[FFmpeg-devel] DSP function ARM NEON patches for hevc

Michael Niedermayer michael at niedermayer.cc
Tue Feb 17 11:44:41 CET 2015


On Tue, Feb 17, 2015 at 07:33:04AM +0000, Tomperi Seppo wrote:
> 
> > On 16 Feb 2015, at 19:54, Michael Niedermayer <michael at niedermayer.cc> wrote:
> > 
> > On Mon, Feb 16, 2015 at 12:47:36PM +0000, Tomperi Seppo wrote:
> >> More NEON optimizations for testing. fate-hevc passes on Tegra K1, but these haven't been tested for NEON clobbering.
> >> 
> >> -Seppo
> >> 
> >> ________________________________________
> >> From: Tomperi Seppo
> >> Sent: Monday, February 16, 2015 1:30 PM
> >> To: Michael Niedermayer
> >> Cc: Michael Niedermayer; FFmpeg development discussions and patches; Mickaël Raulet
> >> Subject: RE: [FFmpeg-devel]  DSP function ARM NEON patches for hevc
> >> 
> >> Hi Michael,
> >> 
> >> Here is a totally shot in a dark fix attempt for NEON register clobbering for deblocking. Could you test it with qemu and check if it works.
> >> 
> >> 
> >> -Seppo
> >> 
> >> ________________________________________
> >> From: Michael Niedermayer [michael at niedermayer.cc]
> >> Sent: Monday, February 16, 2015 3:28 AM
> >> To: Tomperi Seppo
> >> Cc: Michael Niedermayer; FFmpeg development discussions and patches; Mickaël Raulet
> >> Subject: Re: [FFmpeg-devel]  DSP function ARM NEON patches for hevc
> >> 
> >> Hi
> >> 
> >> On Sun, Feb 15, 2015 at 08:31:32PM +0000, Tomperi Seppo wrote:
> >>> Hi!
> >>> 
> >>> The reason is chroma deblocking which is using q4 without pushing it to stack. :/
> >>> Unfortunately I am in Geneve this week and don't have ARM linux board with me so it is not easy to test.
> >>> 
> >>> Mickael Raulet: maybe guys at INSA could run tests this week if I make a fix? Could you ask?
> >> 
> >> If they cant, then i probably can test it too if its a patch which
> >> applies cleanly to ffmpeg and testing fate-hevc with
> >> --enable-neon-clobber-test under qemu is what is needed
> >> i could test on a arm board too if needed
> >> 
> >> 
> >>> 
> >>> I also have SAO, qpel and epel NEON patches for latest FFmpeg. They pass fate-hevc on Jetson TK1, but should be iOS and clobber checked.
> >>> 
> >>> -Seppo
> >>> 
> >>> 
> >>> ________________________________________
> >>> From: Michael Niedermayer [michaelni at gmx.at]

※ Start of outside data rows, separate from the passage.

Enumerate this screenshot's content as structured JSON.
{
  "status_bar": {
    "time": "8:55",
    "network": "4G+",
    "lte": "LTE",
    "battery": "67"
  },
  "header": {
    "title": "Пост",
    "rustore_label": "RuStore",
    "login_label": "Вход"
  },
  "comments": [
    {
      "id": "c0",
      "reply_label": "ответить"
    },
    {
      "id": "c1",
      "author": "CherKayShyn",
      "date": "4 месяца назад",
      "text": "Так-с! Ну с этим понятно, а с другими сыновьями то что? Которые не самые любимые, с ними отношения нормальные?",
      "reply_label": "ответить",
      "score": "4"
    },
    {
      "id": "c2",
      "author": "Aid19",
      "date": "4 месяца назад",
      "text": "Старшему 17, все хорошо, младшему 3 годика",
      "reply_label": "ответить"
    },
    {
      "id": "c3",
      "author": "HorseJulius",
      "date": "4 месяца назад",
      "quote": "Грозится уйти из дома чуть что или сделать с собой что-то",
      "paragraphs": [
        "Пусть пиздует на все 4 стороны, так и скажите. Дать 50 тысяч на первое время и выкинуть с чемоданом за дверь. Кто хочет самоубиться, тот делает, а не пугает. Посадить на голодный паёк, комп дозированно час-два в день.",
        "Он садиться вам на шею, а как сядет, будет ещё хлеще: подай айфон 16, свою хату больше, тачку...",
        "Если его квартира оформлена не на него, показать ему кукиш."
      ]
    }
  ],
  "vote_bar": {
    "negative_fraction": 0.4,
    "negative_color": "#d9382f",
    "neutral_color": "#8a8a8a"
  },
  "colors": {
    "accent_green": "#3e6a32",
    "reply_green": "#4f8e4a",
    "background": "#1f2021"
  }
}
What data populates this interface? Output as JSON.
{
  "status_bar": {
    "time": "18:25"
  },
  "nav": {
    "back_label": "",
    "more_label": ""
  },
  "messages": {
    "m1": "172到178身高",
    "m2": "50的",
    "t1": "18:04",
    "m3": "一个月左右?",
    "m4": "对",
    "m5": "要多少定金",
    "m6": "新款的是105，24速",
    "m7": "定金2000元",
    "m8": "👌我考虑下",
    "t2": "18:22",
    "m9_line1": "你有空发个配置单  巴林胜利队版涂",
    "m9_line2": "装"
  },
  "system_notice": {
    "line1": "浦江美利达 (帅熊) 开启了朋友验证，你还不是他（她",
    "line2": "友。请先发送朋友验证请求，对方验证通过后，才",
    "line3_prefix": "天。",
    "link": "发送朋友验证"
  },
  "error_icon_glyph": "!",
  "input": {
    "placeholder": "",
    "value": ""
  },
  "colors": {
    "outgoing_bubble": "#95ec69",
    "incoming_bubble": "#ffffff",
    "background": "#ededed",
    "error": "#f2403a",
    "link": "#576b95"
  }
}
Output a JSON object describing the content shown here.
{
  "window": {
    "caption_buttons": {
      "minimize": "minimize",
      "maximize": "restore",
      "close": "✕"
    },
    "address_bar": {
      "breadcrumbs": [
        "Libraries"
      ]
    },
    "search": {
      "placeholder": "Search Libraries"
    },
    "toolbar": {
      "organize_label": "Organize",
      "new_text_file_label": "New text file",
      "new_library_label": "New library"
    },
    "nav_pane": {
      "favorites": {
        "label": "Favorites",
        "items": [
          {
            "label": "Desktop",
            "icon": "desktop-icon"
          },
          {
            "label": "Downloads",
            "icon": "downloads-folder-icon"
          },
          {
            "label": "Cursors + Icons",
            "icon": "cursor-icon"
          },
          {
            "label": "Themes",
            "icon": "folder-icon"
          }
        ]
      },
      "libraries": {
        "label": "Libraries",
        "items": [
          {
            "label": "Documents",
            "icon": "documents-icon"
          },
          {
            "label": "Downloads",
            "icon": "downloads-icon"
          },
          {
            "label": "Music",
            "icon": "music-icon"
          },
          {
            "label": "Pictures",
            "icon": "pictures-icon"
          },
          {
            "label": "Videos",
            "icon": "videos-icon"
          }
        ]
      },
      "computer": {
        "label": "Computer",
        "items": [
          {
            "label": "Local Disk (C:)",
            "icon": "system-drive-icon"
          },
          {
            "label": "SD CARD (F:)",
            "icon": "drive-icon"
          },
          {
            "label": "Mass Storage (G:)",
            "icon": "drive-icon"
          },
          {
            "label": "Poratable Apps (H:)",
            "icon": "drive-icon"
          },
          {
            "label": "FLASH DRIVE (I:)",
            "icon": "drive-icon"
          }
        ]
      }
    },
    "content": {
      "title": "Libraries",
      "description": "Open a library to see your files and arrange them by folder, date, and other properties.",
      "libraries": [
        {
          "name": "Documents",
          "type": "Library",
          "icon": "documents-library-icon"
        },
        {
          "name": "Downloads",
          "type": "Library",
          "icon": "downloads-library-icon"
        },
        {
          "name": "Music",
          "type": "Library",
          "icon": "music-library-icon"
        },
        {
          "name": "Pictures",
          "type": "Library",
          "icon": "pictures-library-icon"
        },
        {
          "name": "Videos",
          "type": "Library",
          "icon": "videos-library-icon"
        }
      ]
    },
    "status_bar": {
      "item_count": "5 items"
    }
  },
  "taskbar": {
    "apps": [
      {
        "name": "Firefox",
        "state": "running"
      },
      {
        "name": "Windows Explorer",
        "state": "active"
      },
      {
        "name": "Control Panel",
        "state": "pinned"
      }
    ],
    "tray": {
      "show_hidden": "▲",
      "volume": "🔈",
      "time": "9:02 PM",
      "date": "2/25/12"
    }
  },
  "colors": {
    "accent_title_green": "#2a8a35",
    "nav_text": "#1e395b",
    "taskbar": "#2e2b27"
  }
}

> >>> Sent: Friday, February 13, 2015 5:38 PM
> >>> To: FFmpeg development discussions and patches
> >>> Cc: Tomperi Seppo; Mickaël Raulet
> >>> Subject: Re: [FFmpeg-devel]  DSP function ARM NEON patches for hevc
> >>> 
> >>> On Thu, Feb 05, 2015 at 02:22:28PM +0100, Mickaël Raulet wrote:
> >>>> Michael,
> >>>> 
> >>>> Please find some commits that can be cherry picked from
> >>>> https://github.com/OpenHEVC/FFmpeg/commits/ffmpeg_patch
> >>>> 
> >>> 
> >>>> Optimized deblocking filter (8bits only)
> >>>> 1b9ee47d2f43b0a029a9468233626102eb1473b8
> >>> 
> >>> this breaks the neon clobber test see:
> >>> fate.ffmpeg.org/report.cgi?time=20150211030204&slot=armv7l-panda-gcc4.6-cortexa8-clobber
> >>> 
> >>> [...]
> >>> --
> >>> Michael     GnuPG fingerprint: 9FF2128B147EF6730BADF133611EC787040B0FAB
> >>> 
> >>> The worst form of inequality is to try to make unequal things equal.
> >>> -- Aristotle
> >>> 
> >> 
> >> --
> >> Michael     GnuPG fingerprint: 9FF2128B147EF6730BADF133611EC787040B0FAB
> >> 
> >> Opposition brings concord. Out of discord comes the fairest harmony.
> >> -- Heraclitus
> > 
> >> Makefile            |    3 
> >> hevcdsp_init_neon.c |  159 ++++++++
> >> hevcdsp_qpel_neon.S |  999 ++++++++++++++++++++++++++++++++++++++++++++++++++++
> >> 3 files changed, 1160 insertions(+), 1 deletion(-)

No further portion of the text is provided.